Charli XCX è sempre più Brat il nuovo album è un rave electropop

Ecco allora che Brat and it’s completely different but also still brat – l’album remix in uscita oggi in tutto il mondo – apre le porte a una grande gang di compagni di serata tra cui quei Addison Rae, Troye Silvan, Robyn & Yung Lean, Lorde e Billie Eilish che già in questi mesi abbiamo sentito nei remix dei pezzi Von Dutch, Talk Talk, 360, Girl, so confusing e Guess – che ad agosto ha debuttato alla posizione numero 1 della UK Official Singles Charts. Non mancano poi nomi di famosissimi come Ariana Grande – nel remix di Sympathy is a Knife –, e Bon Iver – che in I Think About It All the Time pare portare il contributo più inatteso dell’album; degli amiconi (e collaboratori) di sempre come la cantante Caroline Polacheck – dagli straordinari vocalizzi in Everything is romantic –, e il produttore A.G. Cook – nell’ora esplosivo, e arrabbiato, ma ancora sentitissimo tributo alla DJ e songwriter Sophie, di So I. Nonché del fidanzato, quel George Daniels che è anche il batterista del gruppo The 1975, e che in I Might Say Something Stupid collabora con il compositore e producer John Hopkins in una nuova versione estremamente melodica, benché ricca di Auto-tune. E poi ancora la rapper drill spagnola BB Trickz – che dà quel tocco ancora più badass a Club Classics –, e lo svedese Bladee – che in Rewind è la controparte maschile di una fragilità che traspare molto bene –; le (sottovalutatissime) artiste pop The Japanese House – in Apple – e Tinashe – in B2b –; il frontman americano degli Strokes, Julian Casablancas – che parrebbe un po’ stridente con la voce robotica in Mean Girls, ma in realtà funziona –, e Shygirl, la rapper e DJ inglese sostenitrice dello SWEAT Tour nonché artista in ascesa ­– e la giusta brat girl da chiamare per un pezzo come 365 –.

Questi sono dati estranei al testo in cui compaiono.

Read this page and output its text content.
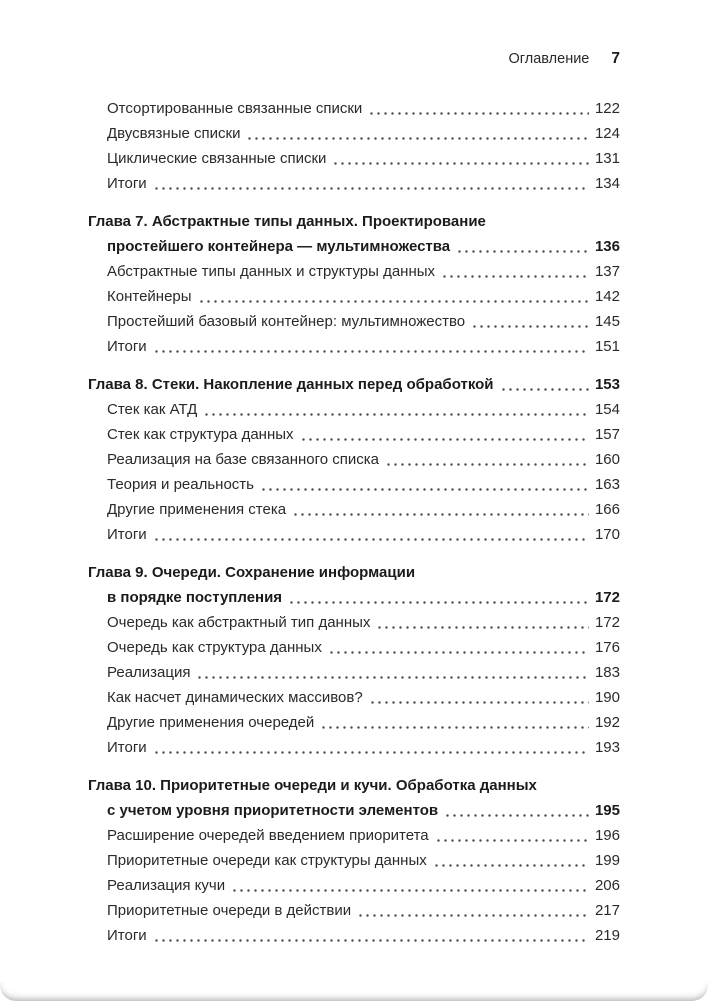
Оглавление 7
Отсортированные связанные списки	122
Двусвязные списки	124
Циклические связанные списки	131
Итоги	134
Глава 7. Абстрактные типы данных. Проектирование
простейшего контейнера — мультимножества	136
Абстрактные типы данных и структуры данных	137
Контейнеры	142
Простейший базовый контейнер: мультимножество	145
Итоги	151
Глава 8. Стеки. Накопление данных перед обработкой	153
Стек как АТД	154
Стек как структура данных	157
Реализация на базе связанного списка	160
Теория и реальность	163
Другие применения стека	166
Итоги	170
Глава 9. Очереди. Сохранение информации
в порядке поступления	172
Очередь как абстрактный тип данных	172
Очередь как структура данных	176
Реализация	183
Как насчет динамических массивов?	190
Другие применения очередей	192
Итоги	193
Глава 10. Приоритетные очереди и кучи. Обработка данных
с учетом уровня приоритетности элементов	195
Расширение очередей введением приоритета	196
Приоритетные очереди как структуры данных	199
Реализация кучи	206
Приоритетные очереди в действии	217
Итоги	219
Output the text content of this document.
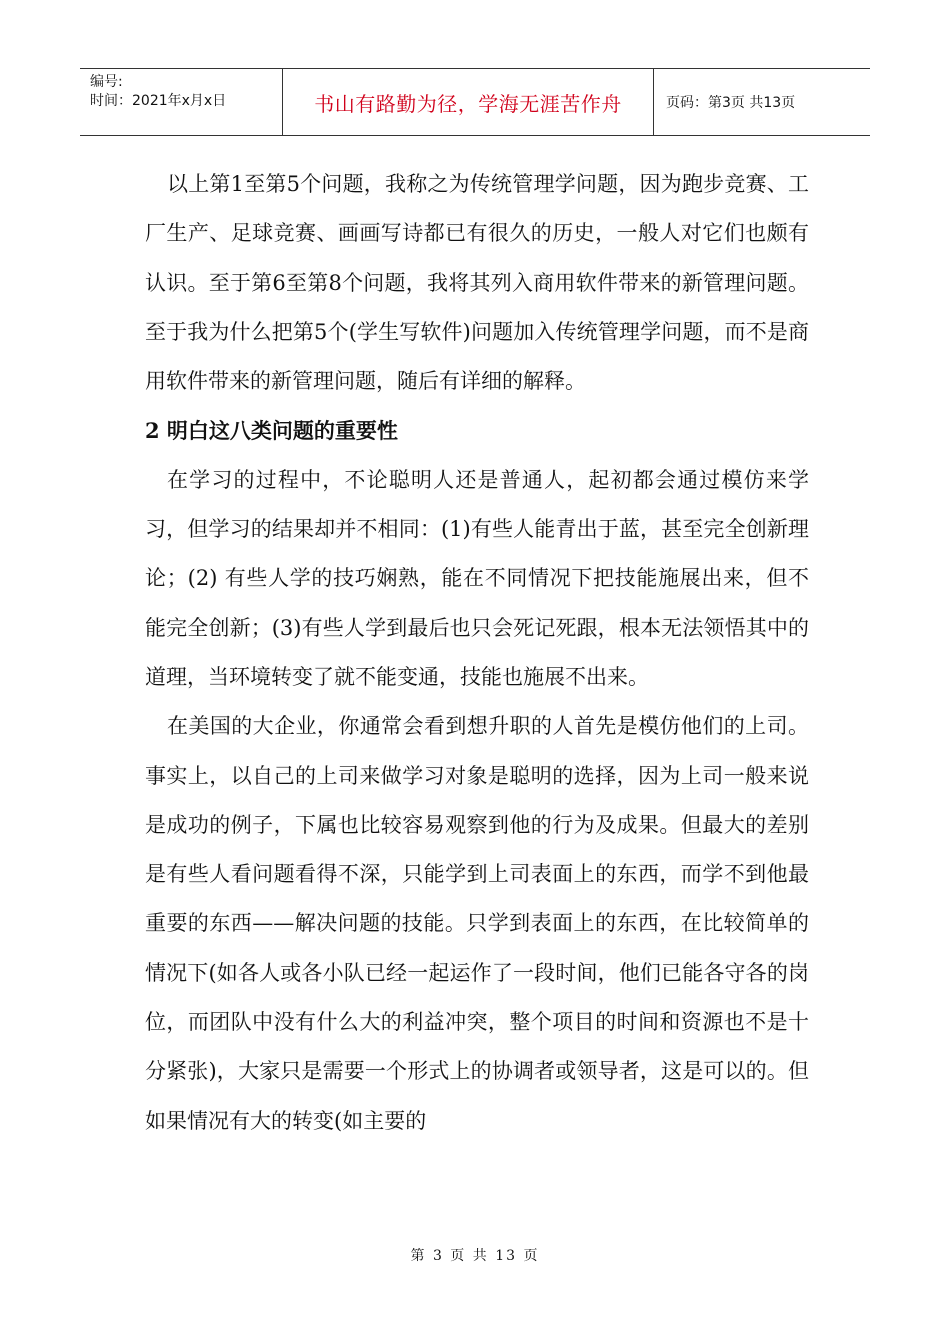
编号:
时间：2021年x月x日	书山有路勤为径，学海无涯苦作舟	页码：第3页 共13页

以上第1至第5个问题，我称之为传统管理学问题，因为跑步竞赛、工厂生产、足球竞赛、画画写诗都已有很久的历史，一般人对它们也颇有认识。至于第6至第8个问题，我将其列入商用软件带来的新管理问题。至于我为什么把第5个(学生写软件)问题加入传统管理学问题，而不是商用软件带来的新管理问题，随后有详细的解释。

2 明白这八类问题的重要性

在学习的过程中，不论聪明人还是普通人，起初都会通过模仿来学习，但学习的结果却并不相同：(1)有些人能青出于蓝，甚至完全创新理论；(2) 有些人学的技巧娴熟，能在不同情况下把技能施展出来，但不能完全创新；(3)有些人学到最后也只会死记死跟，根本无法领悟其中的道理，当环境转变了就不能变通，技能也施展不出来。

在美国的大企业，你通常会看到想升职的人首先是模仿他们的上司。事实上，以自己的上司来做学习对象是聪明的选择，因为上司一般来说是成功的例子，下属也比较容易观察到他的行为及成果。但最大的差别是有些人看问题看得不深，只能学到上司表面上的东西，而学不到他最重要的东西——解决问题的技能。只学到表面上的东西，在比较简单的情况下(如各人或各小队已经一起运作了一段时间，他们已能各守各的岗位，而团队中没有什么大的利益冲突，整个项目的时间和资源也不是十分紧张)，大家只是需要一个形式上的协调者或领导者，这是可以的。但如果情况有大的转变(如主要的

第 3 页 共 13 页
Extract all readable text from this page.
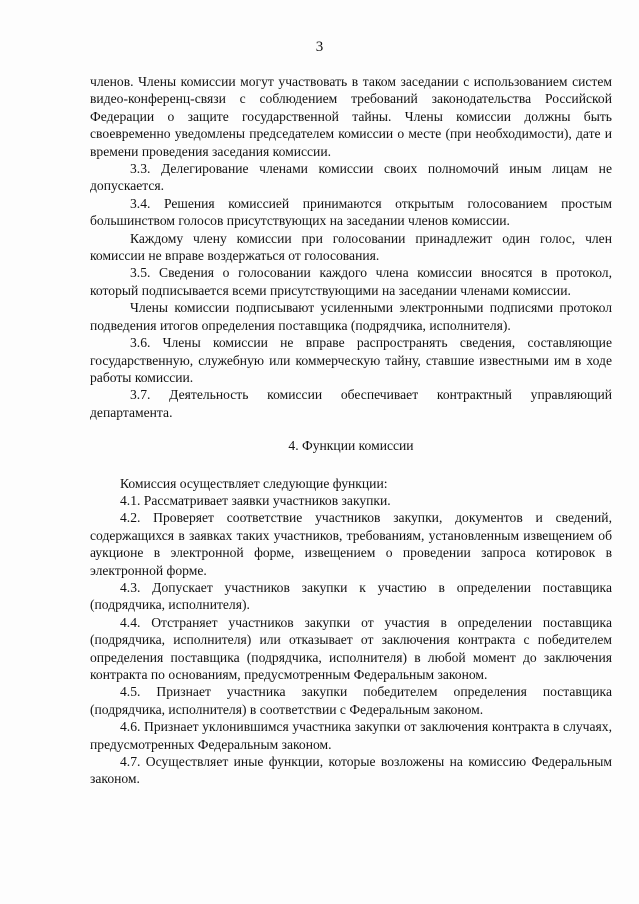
3

членов. Члены комиссии могут участвовать в таком заседании с использованием систем видео-конференц-связи с соблюдением требований законодательства Российской Федерации о защите государственной тайны. Члены комиссии должны быть своевременно уведомлены председателем комиссии о месте (при необходимости), дате и времени проведения заседания комиссии.

3.3. Делегирование членами комиссии своих полномочий иным лицам не допускается.

3.4. Решения комиссией принимаются открытым голосованием простым большинством голосов присутствующих на заседании членов комиссии.

Каждому члену комиссии при голосовании принадлежит один голос, член комиссии не вправе воздержаться от голосования.

3.5. Сведения о голосовании каждого члена комиссии вносятся в протокол, который подписывается всеми присутствующими на заседании членами комиссии.

Члены комиссии подписывают усиленными электронными подписями протокол подведения итогов определения поставщика (подрядчика, исполнителя).

3.6. Члены комиссии не вправе распространять сведения, составляющие государственную, служебную или коммерческую тайну, ставшие известными им в ходе работы комиссии.

3.7. Деятельность комиссии обеспечивает контрактный управляющий департамента.

4. Функции комиссии

Комиссия осуществляет следующие функции:

4.1. Рассматривает заявки участников закупки.

4.2. Проверяет соответствие участников закупки, документов и сведений, содержащихся в заявках таких участников, требованиям, установленным извещением об аукционе в электронной форме, извещением о проведении запроса котировок в электронной форме.

4.3. Допускает участников закупки к участию в определении поставщика (подрядчика, исполнителя).

4.4. Отстраняет участников закупки от участия в определении поставщика (подрядчика, исполнителя) или отказывает от заключения контракта с победителем определения поставщика (подрядчика, исполнителя) в любой момент до заключения контракта по основаниям, предусмотренным Федеральным законом.

4.5. Признает участника закупки победителем определения поставщика (подрядчика, исполнителя) в соответствии с Федеральным законом.

4.6. Признает уклонившимся участника закупки от заключения контракта в случаях, предусмотренных Федеральным законом.

4.7. Осуществляет иные функции, которые возложены на комиссию Федеральным законом.
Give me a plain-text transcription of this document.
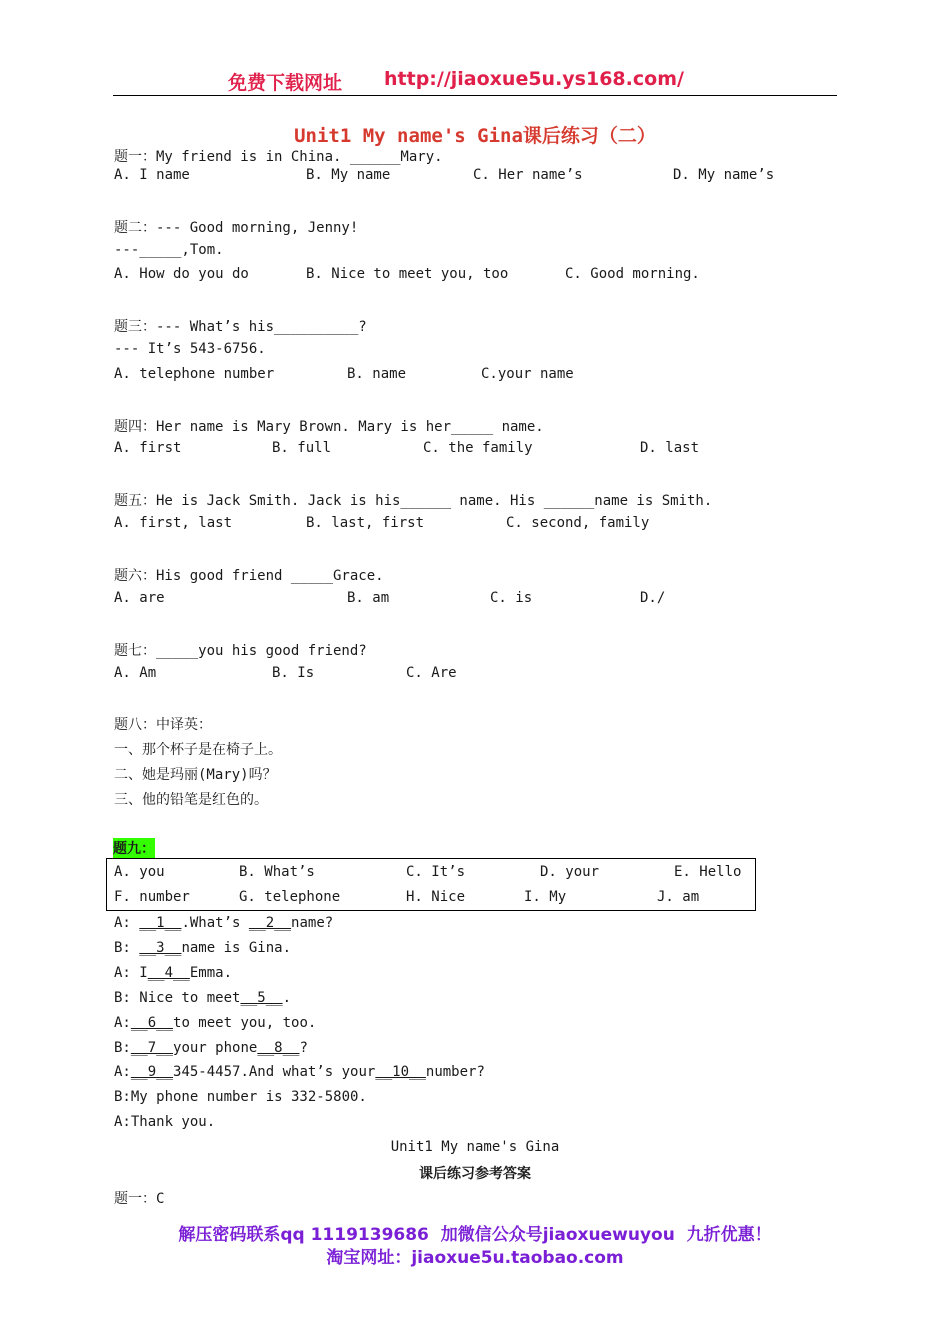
免费下载网址 http://jiaoxue5u.ys168.com/
Unit1 My name's Gina课后练习（二）
题一：My friend is in China. ______Mary.
A. I name	B. My name	C. Her name’s	D. My name’s
题二：--- Good morning, Jenny!
---_____,Tom.
A. How do you do	B. Nice to meet you, too	C. Good morning.
题三：--- What’s his__________?
--- It’s 543-6756.
A. telephone number	B. name	C.your name
题四：Her name is Mary Brown. Mary is her_____ name.
A. first	B. full	C. the family	D. last
题五：He is Jack Smith. Jack is his______ name. His ______name is Smith.
A. first, last	B. last, first	C. second, family
题六：His good friend _____Grace.
A. are	B. am	C. is	D./
题七：_____you his good friend?
A. Am	B. Is	C. Are
题八：中译英：
一、那个杯子是在椅子上。
二、她是玛丽(Mary)吗？
三、他的铅笔是红色的。
题九：
A. you	B. What’s	C. It’s	D. your	E. Hello
F. number	G. telephone	H. Nice	I. My	J. am
A: __1__.What’s __2__name?
B: __3__name is Gina.
A: I__4__Emma.
B: Nice to meet__5__.
A:__6__to meet you, too.
B:__7__your phone__8__?
A:__9__345-4457.And what’s your__10__number?
B:My phone number is 332-5800.
A:Thank you.
Unit1 My name's Gina
课后练习参考答案
题一：C
解压密码联系qq 1119139686 加微信公众号jiaoxuewuyou 九折优惠！
淘宝网址：jiaoxue5u.taobao.com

«Sento così tanto amore per questo progetto che mi sento come se io non stia facendo nulla contro la mia volontà», ha detto Charli un paio di giorni fa ai microfoni di Zane Lowe per Apple Music. «Tutto quello che faccio in relazione alla musica è perché voglio farlo, perché amo così tanto la musica. E so anche che non avrò mai più questo momento nello stesso modo esatto». E ascoltando Brat and it’s completely different but also still brat è assolutamente chiaro che tutto si dirige proprio verso la musica, e l’amore per la sperimentazione, con la voce di Charli che si plasma di brano in brano, allo stesso modo in cui i testi delle canzoni passano senza colpo ferire dalla spavalderia vanagloriosa, alla più sincera insicurezza e vulnerabilità. Cose già dette per l’originario Brat, solo che ora l’impressione è quella di essere entrati in un mondo che è ancora più amplificato, nei suoni e nelle emozioni; e sembra tutto veramente completo adesso. Sarà perché nei featuring funziona come nelle amicizie: se sono sincere, tutto appare più credibile. Pur rimanendo così brat.